Certains se présentent comme des « gardes forestiers », surveillant les espaces infinis de la musique en ligne pour s’assurer que les troupeaux d’auditeurs se sentent bien dans les divers recoins arrangés pour eux sur les plateformes de streaming. D’autres parlent d’un travail de « paysagiste des données musicales », chargés de s’assurer que les systèmes algorithmiques qui fabriquent la myriade de propositions adressées à chacun des centaines de millions d’utilisateurs à travers le monde soient ajustés au mieux. Tous et toutes, qui apparaissent dans Computing Taste, l’étude que l’ethnologue américain Nick Seaver consacre aux scientifiques qui fabriquent la recommandation chez Spotify, Deezer, Apple ou YouTube, parlent d’« organiser, mettre en forme, guider ». Surtout, ils parlent de dépasser les notions de « gardien du goût » ou de « tastemaker », des expressions qui définissaient ceux qui possédaient le pouvoir de pousser la musique auprès des auditeurs dans le monde d’avant la musique en ligne : les maisons de disques, les magasins, les médias.
À l’époque du vinyle, du CD et de la radio, quand la musique différente était difficile à dénicher, on faisait avec ce qu’on avait sous la main. Et si on n’était pas content, tant pis. C’était comme ça et Pow Wow était tout en haut du Top 50 le samedi sur Canal+. Tout a changé désormais dans le monde des applications de streaming. Toute la musique d’aujourd’hui comme d’hier est à disposition et toutes les plateformes ont peu ou prou le même catalogue.
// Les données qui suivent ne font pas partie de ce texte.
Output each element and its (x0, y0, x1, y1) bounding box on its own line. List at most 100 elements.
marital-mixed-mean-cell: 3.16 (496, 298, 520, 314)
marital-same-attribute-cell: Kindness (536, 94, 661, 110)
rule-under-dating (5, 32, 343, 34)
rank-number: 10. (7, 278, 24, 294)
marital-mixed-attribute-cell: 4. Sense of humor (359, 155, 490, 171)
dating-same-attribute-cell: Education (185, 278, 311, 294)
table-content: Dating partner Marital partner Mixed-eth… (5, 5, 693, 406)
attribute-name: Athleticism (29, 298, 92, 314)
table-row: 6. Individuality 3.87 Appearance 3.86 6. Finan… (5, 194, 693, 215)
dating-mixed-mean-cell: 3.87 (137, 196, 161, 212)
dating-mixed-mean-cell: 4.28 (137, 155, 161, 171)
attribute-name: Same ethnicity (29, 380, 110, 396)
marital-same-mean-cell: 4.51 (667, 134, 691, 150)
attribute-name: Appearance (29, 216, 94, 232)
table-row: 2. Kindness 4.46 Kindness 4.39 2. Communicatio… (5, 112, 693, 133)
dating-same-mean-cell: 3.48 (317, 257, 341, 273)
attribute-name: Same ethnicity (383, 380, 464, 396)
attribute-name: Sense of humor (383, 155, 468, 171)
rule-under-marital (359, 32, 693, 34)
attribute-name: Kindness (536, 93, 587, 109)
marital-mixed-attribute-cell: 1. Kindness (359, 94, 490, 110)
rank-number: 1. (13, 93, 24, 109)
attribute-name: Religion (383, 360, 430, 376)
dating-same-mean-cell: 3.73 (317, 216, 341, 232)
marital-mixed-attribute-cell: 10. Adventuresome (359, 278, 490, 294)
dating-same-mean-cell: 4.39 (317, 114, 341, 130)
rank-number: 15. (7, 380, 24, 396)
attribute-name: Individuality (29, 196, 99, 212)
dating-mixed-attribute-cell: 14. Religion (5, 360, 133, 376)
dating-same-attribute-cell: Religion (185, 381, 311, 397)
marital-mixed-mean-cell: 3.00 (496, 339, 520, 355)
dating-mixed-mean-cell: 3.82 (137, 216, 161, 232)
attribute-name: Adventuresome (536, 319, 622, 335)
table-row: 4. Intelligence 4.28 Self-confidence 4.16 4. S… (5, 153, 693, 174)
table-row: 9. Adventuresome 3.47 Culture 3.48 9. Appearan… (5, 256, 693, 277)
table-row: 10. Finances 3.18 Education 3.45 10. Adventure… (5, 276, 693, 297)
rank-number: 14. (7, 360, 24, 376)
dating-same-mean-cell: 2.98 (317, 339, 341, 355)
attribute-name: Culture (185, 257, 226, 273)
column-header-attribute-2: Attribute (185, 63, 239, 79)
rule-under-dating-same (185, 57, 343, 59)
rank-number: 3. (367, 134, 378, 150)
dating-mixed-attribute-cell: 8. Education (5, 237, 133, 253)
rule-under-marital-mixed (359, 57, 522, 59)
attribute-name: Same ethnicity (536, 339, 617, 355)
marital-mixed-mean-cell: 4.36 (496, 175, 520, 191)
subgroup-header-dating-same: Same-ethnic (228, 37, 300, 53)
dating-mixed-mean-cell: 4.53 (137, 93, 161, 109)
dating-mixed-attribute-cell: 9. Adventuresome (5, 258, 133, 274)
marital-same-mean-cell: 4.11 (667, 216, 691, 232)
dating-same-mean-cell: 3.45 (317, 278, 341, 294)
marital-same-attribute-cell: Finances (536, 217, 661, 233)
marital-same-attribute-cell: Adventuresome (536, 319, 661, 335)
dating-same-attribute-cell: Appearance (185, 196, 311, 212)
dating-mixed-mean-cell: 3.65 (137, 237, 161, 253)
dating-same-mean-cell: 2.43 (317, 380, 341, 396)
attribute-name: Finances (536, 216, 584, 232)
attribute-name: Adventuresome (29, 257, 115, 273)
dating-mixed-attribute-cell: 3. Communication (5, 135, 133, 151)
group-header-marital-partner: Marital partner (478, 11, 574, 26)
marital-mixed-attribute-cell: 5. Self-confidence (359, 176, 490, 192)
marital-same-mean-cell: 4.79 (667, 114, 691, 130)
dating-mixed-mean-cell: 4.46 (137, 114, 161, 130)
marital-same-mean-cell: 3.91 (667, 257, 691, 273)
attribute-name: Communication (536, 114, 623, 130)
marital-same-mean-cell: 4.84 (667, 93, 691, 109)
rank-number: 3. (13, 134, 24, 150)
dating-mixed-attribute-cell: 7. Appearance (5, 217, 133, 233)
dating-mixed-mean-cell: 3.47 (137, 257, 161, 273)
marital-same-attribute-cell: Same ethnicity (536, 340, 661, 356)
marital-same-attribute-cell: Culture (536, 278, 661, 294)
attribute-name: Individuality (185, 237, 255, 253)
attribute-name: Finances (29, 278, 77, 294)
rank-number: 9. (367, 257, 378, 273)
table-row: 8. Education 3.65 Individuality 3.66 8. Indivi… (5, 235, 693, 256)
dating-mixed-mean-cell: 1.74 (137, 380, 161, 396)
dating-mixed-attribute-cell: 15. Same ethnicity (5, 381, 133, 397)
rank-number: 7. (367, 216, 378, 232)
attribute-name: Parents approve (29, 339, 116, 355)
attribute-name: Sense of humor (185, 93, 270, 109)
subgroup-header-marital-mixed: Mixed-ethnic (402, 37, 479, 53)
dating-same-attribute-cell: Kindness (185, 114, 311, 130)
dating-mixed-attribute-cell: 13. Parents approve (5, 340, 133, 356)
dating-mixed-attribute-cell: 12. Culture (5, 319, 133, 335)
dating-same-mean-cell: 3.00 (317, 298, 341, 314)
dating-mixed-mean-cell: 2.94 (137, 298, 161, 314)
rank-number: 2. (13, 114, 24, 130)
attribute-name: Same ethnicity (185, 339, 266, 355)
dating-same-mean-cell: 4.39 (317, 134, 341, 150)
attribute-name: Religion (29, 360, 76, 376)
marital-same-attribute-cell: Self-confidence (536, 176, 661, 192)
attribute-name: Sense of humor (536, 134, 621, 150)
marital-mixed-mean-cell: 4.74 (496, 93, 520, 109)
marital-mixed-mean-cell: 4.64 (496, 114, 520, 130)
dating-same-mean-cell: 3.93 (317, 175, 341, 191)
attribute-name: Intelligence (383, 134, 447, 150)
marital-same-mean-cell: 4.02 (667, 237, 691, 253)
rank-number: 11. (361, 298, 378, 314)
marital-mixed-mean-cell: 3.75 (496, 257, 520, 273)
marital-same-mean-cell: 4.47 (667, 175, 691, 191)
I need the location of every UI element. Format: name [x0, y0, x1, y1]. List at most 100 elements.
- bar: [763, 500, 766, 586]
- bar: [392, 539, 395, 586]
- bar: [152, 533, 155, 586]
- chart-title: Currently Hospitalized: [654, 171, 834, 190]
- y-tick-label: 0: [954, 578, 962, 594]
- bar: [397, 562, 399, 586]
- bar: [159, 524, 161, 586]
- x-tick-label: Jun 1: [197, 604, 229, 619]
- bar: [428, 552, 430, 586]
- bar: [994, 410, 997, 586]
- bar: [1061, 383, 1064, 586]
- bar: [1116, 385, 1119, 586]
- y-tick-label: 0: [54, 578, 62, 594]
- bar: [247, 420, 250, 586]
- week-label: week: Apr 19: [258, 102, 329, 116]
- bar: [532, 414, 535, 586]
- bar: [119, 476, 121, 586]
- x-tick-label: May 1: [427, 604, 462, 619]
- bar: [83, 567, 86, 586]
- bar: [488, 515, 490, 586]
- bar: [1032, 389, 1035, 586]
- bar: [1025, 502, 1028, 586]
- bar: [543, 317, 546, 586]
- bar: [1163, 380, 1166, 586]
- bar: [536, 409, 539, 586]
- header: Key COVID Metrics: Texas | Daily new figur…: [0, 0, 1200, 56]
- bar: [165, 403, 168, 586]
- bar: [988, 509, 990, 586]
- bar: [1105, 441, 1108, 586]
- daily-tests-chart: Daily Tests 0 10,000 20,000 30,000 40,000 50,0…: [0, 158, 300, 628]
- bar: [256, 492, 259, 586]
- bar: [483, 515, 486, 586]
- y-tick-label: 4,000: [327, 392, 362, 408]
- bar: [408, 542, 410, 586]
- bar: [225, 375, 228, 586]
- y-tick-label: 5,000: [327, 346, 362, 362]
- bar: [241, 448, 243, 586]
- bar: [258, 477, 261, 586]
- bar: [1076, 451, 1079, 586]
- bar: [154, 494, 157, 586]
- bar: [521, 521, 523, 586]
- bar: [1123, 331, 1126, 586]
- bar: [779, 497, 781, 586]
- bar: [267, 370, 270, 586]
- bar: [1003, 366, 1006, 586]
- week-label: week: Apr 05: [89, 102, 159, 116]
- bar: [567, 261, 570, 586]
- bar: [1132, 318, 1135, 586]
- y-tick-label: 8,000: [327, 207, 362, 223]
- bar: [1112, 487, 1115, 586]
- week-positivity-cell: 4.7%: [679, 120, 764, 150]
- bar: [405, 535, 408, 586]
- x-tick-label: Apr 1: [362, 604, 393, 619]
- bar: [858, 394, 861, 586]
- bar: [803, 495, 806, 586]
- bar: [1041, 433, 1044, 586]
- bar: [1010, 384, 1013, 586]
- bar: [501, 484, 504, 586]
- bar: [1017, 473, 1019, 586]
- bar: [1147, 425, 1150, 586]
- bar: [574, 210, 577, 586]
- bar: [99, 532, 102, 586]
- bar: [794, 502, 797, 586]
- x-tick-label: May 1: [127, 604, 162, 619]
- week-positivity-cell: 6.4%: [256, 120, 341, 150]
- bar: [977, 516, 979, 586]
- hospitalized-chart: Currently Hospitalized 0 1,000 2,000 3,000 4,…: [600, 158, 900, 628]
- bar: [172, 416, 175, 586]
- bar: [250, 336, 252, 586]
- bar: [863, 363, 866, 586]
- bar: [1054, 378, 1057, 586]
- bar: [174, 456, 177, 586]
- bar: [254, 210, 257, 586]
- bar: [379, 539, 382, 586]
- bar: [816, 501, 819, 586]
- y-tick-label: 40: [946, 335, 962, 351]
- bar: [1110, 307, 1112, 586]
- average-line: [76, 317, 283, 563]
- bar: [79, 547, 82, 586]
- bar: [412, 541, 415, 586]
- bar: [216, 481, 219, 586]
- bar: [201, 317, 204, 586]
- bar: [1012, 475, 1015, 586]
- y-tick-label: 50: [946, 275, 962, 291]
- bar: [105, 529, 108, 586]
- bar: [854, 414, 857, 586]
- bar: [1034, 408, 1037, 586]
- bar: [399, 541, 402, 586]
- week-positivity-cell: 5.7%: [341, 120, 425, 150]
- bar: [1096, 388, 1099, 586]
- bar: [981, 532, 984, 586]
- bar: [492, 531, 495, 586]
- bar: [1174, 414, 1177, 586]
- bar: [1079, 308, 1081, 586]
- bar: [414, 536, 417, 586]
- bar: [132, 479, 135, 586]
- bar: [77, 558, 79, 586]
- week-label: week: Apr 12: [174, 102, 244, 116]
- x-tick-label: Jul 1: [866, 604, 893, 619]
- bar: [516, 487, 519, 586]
Si elles veulent nous contenter et nous garder abonnés, il leur faut donc satisfaire leurs clients avec ce qui fait leur différence : la recommandation, partagée entre les playlists éditoriales et une toile diffuse de propositions automatiques opérées par des systèmes d’algorithmes désormais très complexes.
C’est ce que l’on racontait dans notre épisode précédent (« Les algorithmes éclatent les bulles de filtre »), qui s’attaquait au mythe tenace de l’enfermement du goût imposé par ces algorithmes, pour montrer qu’ils sont plutôt les compagnons nébuleux d’une écoute qui tend à s’élargir en même temps que l’usage du streaming s’installe. Cela parce que, et ça va mieux en le disant, les plateformes n’ont pas réussi jusqu’ici à fabriquer l’écoute des auditeurs. C’est même plutôt l’inverse que décrivent les chercheurs depuis quinze ans : ce sont elles qui courent après des auditeurs, qu’elles essayent de comprendre pour leur parler le mieux possible.